BROOKSVILLE - Susan Kay is not a fighter, she said, but a 64-year-old tree-hugging pacifist who holds to the philosophy that less is more.
"I've got the plants to prove it," she said.
The fruits, herbs and flowers rising out of Lot 54 at the Hidden Valley Campground, where she's lived the last seven years, surround an Airstream camper she moved out of last winter after mice took up residency in its walls.
"I couldn't take it anymore," she said.
She sleeps in the 10-foot-by-10-foot tent beside it now, where neighbors gather around the woman in the way her 18 cats once did until Wednesday.
Deputies were dispatched to the lot after receiving a call to check on Kay, according to the Hernando County Sheriff's Office.
"When deputies entered the tent to check on (Kay), they were immediately overcome by the smell of urine and feces," the sheriff's office wrote in a release, noting Kay was not present at the time. "Deputies observed several cages inside the tent, containing cats."
An Animal Services officer was sent to the scene to evaluate the situation and possibly remove the animals, the sheriff's office wrote.
"Deputies advised that the cages were made of metal and normally weighed approximately five pounds," the sheriff's office wrote. "Due to the large amount of newspapers and feces inside the cages, some of which was a foot thick, the cages weighed approximately 70 pounds."
Kay was cited for 18 counts of animal neglect, signed a release for the animals, and all but the three cats that escaped during transport were taken away. Kay has to see a judge in six weeks, she said.
Four neighbors consoled her Thursday afternoon at the front of her lot.
"You know, this could have been stopped at two cats," said Carl Fotch, who said the situation could have been avoided with enforcement of park rules. "I've known Suzie for years. Her heart is bigger than her finances and abilities."
One of the cats that escaped during transportation, Spot, surfaced from the woods. The cat sniffed the trap Animal Services set to recover the ones that escaped, but Spot went back into the woods.

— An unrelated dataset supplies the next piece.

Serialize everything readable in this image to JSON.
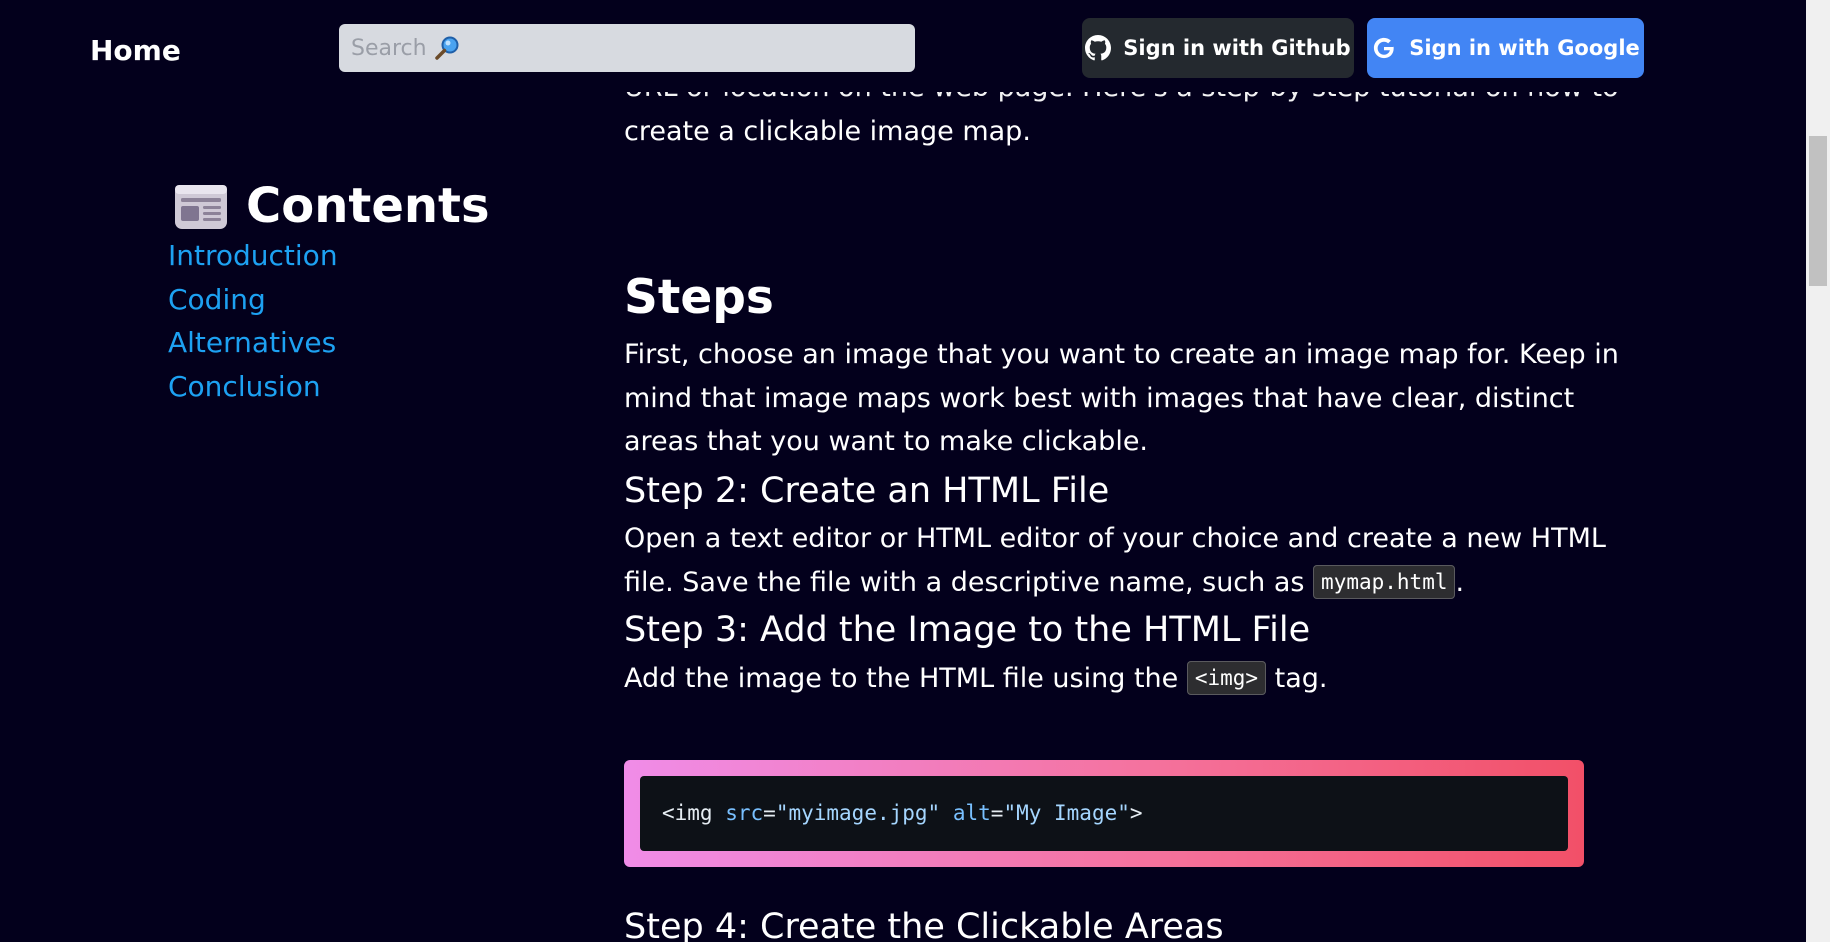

Later Rich Schaniel appeared on the road with his Yorkie "Tajsa" on the end of a leash. Kay reached down and pet the dog.
"If I thought she was a bad person I wouldn't let her pet my Yorkie, I'll tell you that right now," Schaniel said.
Although Kay's neighbors in Hidden Valley don't like to see her cry, they were empathetic of law enforcement and expressed gratitude for their services.
"I wanted to express appreciation for their consideration and care taken with Susan last night," Fotch said. "They were very considerate, and I think that's worth note when any official does their job with care and compassion."
Kay fears what will become of the animals, and whether they will be euthanized.
"And there's nothing I can do about it," Kay said. "It was my heart. You can't lose a pet and not lose your heart."
No good deed goes unpunished, she said.
"I rescued those animals," she added.
A parakeet was also taken into Animal Service's custody. Animal Services could not be reached for comment by press time.